There has been a steady reduction in COVID-19 outbreaks over the last few weeks. As of May 19, there are nine confirmed outbreaks within the City’s shelter system. There are more than 6,000 shelter spaces in the city today. As of May 20, there is capacity in the shelter system for people staying in encampments who accept offers of safe, inside space. Through the City’s commitment towards expansion of mobile vaccine clinics, our continued focus on IPAC measures and our ongoing outreach work with those experiencing homelessness in encampments, we want people experiencing homelessness to feel comfortable accepting offers of safe inside space, with supports and referrals to permanent housing. From April 2020 to April 2021, 5,518 people experiencing homelessness moved from the shelter system into permanent housing.

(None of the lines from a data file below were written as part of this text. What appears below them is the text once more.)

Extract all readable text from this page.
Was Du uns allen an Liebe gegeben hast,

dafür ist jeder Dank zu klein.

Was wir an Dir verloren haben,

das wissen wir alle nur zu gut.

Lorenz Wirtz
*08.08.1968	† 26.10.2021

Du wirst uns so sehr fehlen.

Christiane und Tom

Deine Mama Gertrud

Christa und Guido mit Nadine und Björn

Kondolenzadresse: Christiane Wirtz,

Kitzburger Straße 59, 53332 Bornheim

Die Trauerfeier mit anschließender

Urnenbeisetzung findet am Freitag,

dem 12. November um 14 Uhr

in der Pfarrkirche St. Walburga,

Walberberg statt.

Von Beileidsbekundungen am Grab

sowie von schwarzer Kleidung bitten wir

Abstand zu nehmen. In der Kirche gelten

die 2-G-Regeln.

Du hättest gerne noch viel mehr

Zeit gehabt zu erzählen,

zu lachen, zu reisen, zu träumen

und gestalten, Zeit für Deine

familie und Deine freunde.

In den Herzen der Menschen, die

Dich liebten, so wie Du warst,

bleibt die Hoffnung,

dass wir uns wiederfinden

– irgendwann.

Since July 2020, City and partner agency staff have engaged more than 19,000 times with people living outside, including those staying in encampments – listening to and understanding their needs on a daily basis with care and compassion, and offering them safe inside space with supports including meals, laundry, showers, mental health and addiction supports, interim housing, and referrals to permanent housing.
The City has referred almost 1,600 people staying in encampments to safe inside space since April 2020. In the last four weeks, the City referred 157 people inside from all encampment sites into safe, indoor space.
Living outside has a significant, negative impact on overall health and well-being. Individuals living in encampments are also at risk of contracting COVID-19. There have been 92 fires in encampments so far this year, including a fire last night at Moss Park in an empty tent. In 2020, Toronto Fire Services responded to 253 fires in encampments – it is a 250 per cent increase over the same period in 2019.
Illegal encampments are not an indefinite solution to unsheltered homelessness and the health outcomes for people who stay outside are complex and serious. The City will enforce bylaws at encampments after exhausting all tools and options available to help move people in encampments to safer, indoor spaces.